The idea is to build systems locally, and scale them nationally.
Jennifer Blatz, the interim CEO at StriveTogether, another partner, spoke to this, saying, “Through cohort learning and data-driven tools, we will help communities reduce disparities, improve developmental outcomes and identify strategies that can be scaled as national best practices to ultimately support the success of every child in the country.”
It’s worth noting StriveTogether’s involvement in the project. The organization has attracted a lot of philanthropic attention—including a recent $60 million commitment from the Ballmer Group—for its work uniting education leaders from across sectors. Its Cradle to Career Network aimed at improving education outcomes through cross-sector collaboration received support from from the Annie E. Casey Foundation, the Ballmer Group, the Chan Zuckerberg Institute, the Robert Wood Johnson Foundation and others.

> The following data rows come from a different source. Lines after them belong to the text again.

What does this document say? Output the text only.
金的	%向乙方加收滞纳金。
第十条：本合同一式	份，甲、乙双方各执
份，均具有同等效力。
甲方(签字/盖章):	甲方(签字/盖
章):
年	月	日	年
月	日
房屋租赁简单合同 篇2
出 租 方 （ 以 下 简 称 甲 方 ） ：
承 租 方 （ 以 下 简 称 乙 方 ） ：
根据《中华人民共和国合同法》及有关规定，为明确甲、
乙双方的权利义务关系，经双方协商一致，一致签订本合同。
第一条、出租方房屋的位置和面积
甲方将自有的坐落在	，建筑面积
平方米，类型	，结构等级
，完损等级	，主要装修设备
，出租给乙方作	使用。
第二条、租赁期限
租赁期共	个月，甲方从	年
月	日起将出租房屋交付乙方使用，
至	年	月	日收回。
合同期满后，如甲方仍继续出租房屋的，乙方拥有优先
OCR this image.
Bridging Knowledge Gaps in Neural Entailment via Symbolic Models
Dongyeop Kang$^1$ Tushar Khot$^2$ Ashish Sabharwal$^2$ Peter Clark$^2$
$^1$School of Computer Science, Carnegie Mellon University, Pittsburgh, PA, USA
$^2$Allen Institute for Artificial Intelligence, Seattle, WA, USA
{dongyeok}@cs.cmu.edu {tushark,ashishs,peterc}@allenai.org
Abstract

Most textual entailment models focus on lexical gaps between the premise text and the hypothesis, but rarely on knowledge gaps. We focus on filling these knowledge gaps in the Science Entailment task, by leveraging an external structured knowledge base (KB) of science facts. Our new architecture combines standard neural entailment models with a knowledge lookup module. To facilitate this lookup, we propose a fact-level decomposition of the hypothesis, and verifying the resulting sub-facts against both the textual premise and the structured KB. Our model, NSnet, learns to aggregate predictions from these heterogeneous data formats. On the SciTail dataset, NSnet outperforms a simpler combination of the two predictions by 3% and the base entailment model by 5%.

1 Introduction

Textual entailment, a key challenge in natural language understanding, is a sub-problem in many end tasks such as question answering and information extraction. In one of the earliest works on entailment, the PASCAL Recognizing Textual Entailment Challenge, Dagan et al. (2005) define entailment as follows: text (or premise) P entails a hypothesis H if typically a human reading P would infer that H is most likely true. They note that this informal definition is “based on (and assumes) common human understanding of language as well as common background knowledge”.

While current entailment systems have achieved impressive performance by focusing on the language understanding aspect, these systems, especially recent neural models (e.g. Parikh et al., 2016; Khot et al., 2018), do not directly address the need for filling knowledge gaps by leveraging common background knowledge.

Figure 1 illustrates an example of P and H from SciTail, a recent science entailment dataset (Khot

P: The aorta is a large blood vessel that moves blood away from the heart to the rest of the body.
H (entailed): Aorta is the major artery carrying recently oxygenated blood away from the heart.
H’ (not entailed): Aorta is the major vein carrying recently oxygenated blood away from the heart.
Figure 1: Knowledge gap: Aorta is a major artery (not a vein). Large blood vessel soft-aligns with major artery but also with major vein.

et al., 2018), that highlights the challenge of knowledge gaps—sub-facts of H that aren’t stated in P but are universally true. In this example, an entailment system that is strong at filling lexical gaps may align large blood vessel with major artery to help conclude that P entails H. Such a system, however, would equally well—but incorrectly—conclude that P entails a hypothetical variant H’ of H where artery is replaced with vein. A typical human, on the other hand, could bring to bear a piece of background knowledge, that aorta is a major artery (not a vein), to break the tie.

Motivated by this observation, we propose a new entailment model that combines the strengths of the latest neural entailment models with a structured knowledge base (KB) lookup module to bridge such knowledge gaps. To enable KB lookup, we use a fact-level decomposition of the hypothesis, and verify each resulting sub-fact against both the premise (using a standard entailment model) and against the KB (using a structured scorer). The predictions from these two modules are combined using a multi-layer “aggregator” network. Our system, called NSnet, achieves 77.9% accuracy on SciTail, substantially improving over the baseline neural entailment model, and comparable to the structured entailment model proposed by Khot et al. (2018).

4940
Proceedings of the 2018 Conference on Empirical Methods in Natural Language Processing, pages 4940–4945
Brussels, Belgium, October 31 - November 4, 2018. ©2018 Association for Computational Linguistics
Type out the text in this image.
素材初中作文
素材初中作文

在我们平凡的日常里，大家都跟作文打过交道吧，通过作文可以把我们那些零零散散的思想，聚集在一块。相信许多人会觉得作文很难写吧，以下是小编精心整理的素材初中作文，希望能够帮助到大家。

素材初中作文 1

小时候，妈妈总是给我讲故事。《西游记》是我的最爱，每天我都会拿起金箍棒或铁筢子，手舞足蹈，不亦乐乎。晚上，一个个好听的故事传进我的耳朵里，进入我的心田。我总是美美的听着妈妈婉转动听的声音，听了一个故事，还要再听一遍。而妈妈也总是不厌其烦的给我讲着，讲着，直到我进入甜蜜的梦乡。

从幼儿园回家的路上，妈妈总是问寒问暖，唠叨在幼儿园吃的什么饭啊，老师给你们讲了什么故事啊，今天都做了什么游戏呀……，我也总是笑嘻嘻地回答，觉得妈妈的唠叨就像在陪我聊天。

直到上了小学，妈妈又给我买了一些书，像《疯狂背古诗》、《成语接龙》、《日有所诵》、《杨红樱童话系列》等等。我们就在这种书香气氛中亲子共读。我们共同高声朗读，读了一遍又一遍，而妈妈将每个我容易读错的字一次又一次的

StriveTogether also partnered with the Chan Zuckerberg, the Ford Foundation and several other organizations for the Student at the Center Challenge earlier this month, as we reported.
Lots of grantmaking is going on right now to connect the dots across sectors and change systems with the goal of helping low-income kids of all ages. But the action around early childhood is especially striking, and this new collaboration brought together by the Pritzer's Children Initiative is one more sign that this space is really heating up.